Here and elsewhere, Pisani has tried to avoid the determinism of historical time (and Duchampian imagery). But by adopting irony as a method of distancing, he remains within the boundaries of his own subject, within culture. His piece is deliberately over-elaborated, made in such a perfectionist mode as to look specifically artificial. Kapoor is obsessed not with historical time but with Time. And he is preoccupied not by the need to separate nature from culture but by their coupling, and by couplings within nature (heaven and earth, air and fire, feminine and masculine) and between culture and culture (for he seeks out not the differences between cultures but the common spaces of their spirituality, finding both threat and attraction in both the Indian goddess Kali and the European Mater Dei). Both artists touch on sexuality. Pisani provokes our voyeurism and tries to arouse us by narrative imagery, and the surfaces and feminine shapes of Kapoor’s sculptures indicate both touch and idea. As both barrier and connection between body and world, their skin provokes a presexual, diffuse eroticism. In interviews, both Pisani and Kapoor, for different reasons, have referred to Duchamp. So once more, a Duchamp is a Duchamp is a Duchamp. . . .
Bojana Pejić is a curator at the Student Cultural Center, Belgrade, and editor of Moment magazine.

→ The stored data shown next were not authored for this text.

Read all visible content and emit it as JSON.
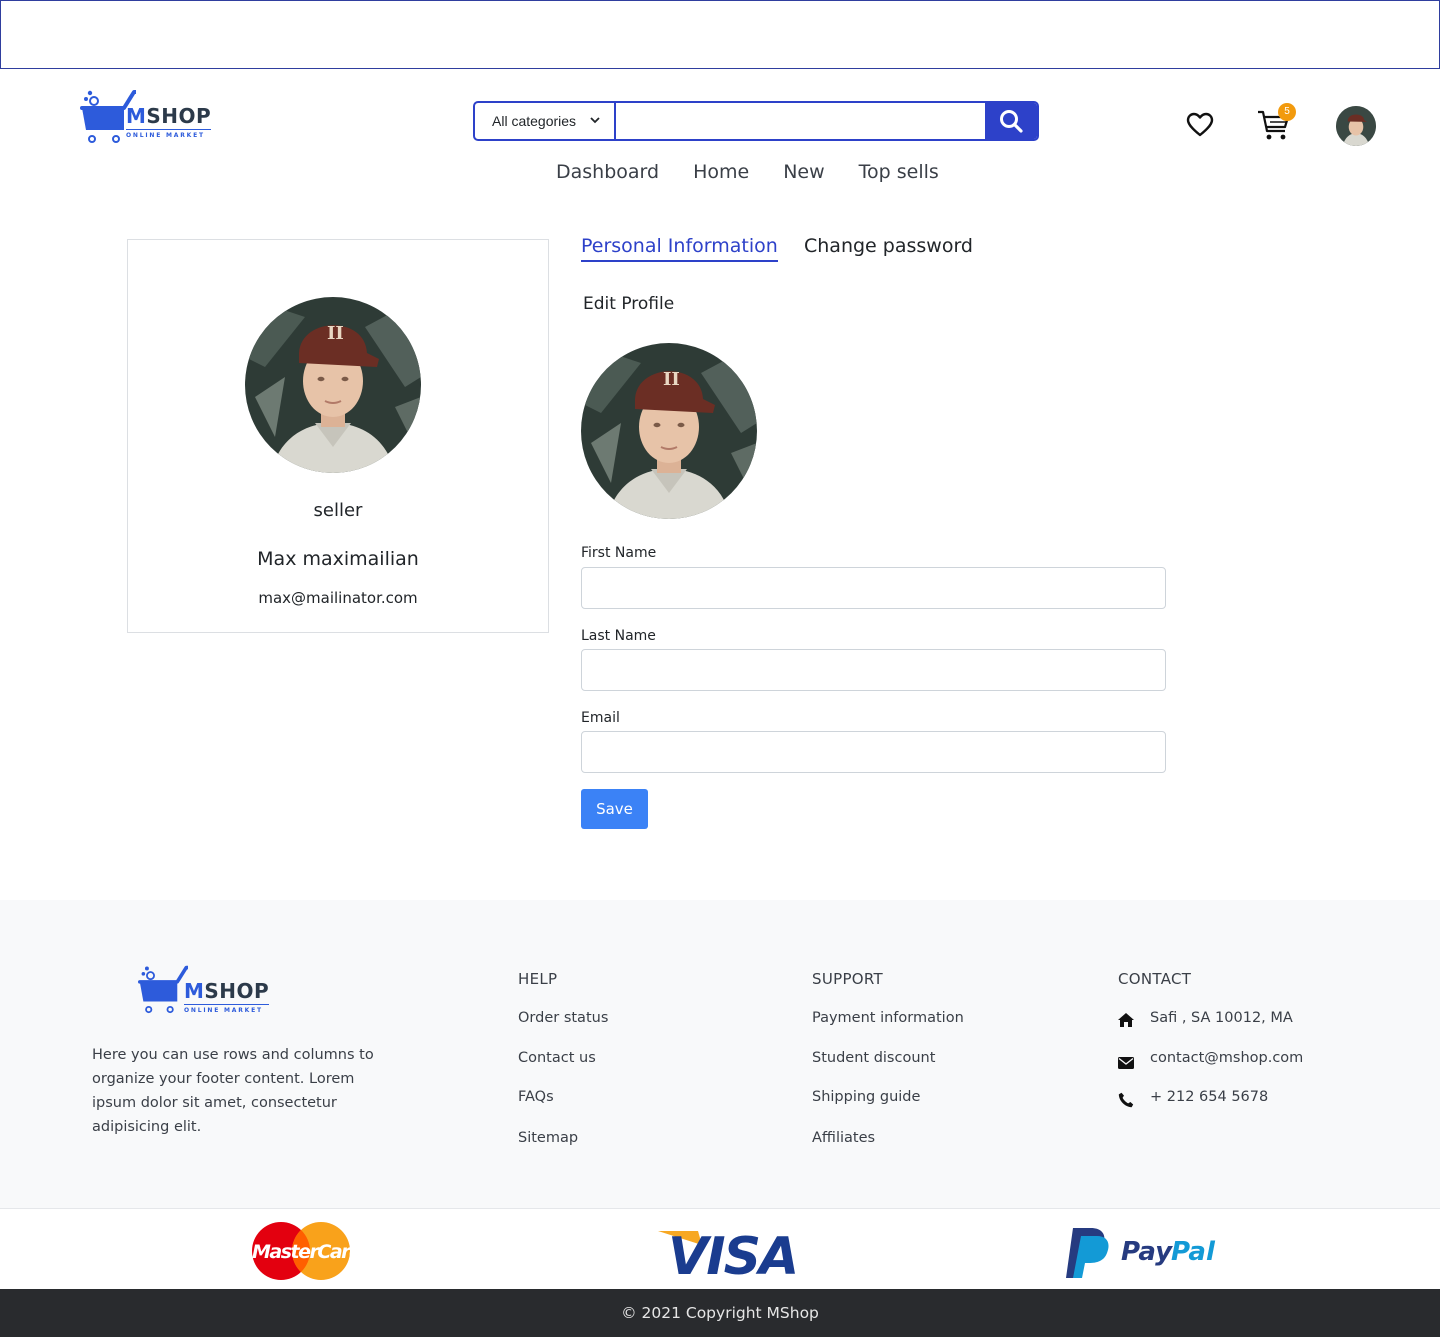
{
  "brand": {
    "name_m": "M",
    "name_rest": "SHOP",
    "tagline": "ONLINE MARKET"
  },
  "search": {
    "category": "All categories",
    "placeholder": "",
    "value": ""
  },
  "header": {
    "cart_count": "5"
  },
  "nav": {
    "items": [
      "Dashboard",
      "Home",
      "New",
      "Top sells"
    ]
  },
  "profile": {
    "role": "seller",
    "name": "Max maximailian",
    "email": "max@mailinator.com"
  },
  "tabs": {
    "personal": "Personal Information",
    "password": "Change password",
    "active": "personal"
  },
  "form": {
    "title": "Edit Profile",
    "first_name_label": "First Name",
    "last_name_label": "Last Name",
    "email_label": "Email",
    "first_name_value": "",
    "last_name_value": "",
    "email_value": "",
    "save_label": "Save"
  },
  "footer": {
    "about": "Here you can use rows and columns to organize your footer content. Lorem ipsum dolor sit amet, consectetur adipisicing elit.",
    "help_title": "HELP",
    "help_links": [
      "Order status",
      "Contact us",
      "FAQs",
      "Sitemap"
    ],
    "support_title": "SUPPORT",
    "support_links": [
      "Payment information",
      "Student discount",
      "Shipping guide",
      "Affiliates"
    ],
    "contact_title": "CONTACT",
    "contact_address": "Safi , SA 10012, MA",
    "contact_email": "contact@mshop.com",
    "contact_phone": "+ 212 654 5678",
    "copyright": "© 2021 Copyright MShop"
  },
  "payments": {
    "mastercard": "MasterCard",
    "visa": "VISA",
    "paypal_1": "Pay",
    "paypal_2": "Pal"
  },
  "colors": {
    "accent": "#2d41c9",
    "brand_blue": "#2d5bdb",
    "save": "#3b82f6",
    "badge": "#f29a0d",
    "footer_bg": "#f8f9fa",
    "copyright_bg": "#292b2e"
  }
}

Translated from the Serbo-Croatian by Ivan Vejvoda.
NOTES
1. Since the Biennale restored the awarding of prizes in 1986, every member of the international jury has been co-opted from one of the Western art centers, with the exception of Richard Stanislawsky, of Lodz, in 1988. And the prizes have accordingly stayed in the same hemisphere, except for two special mentions this year, one to an African, the other to the Soviet Pavilion, which was an installation addressing Robert Rauschenberg, and testifying to the “happy” love affair between East and West.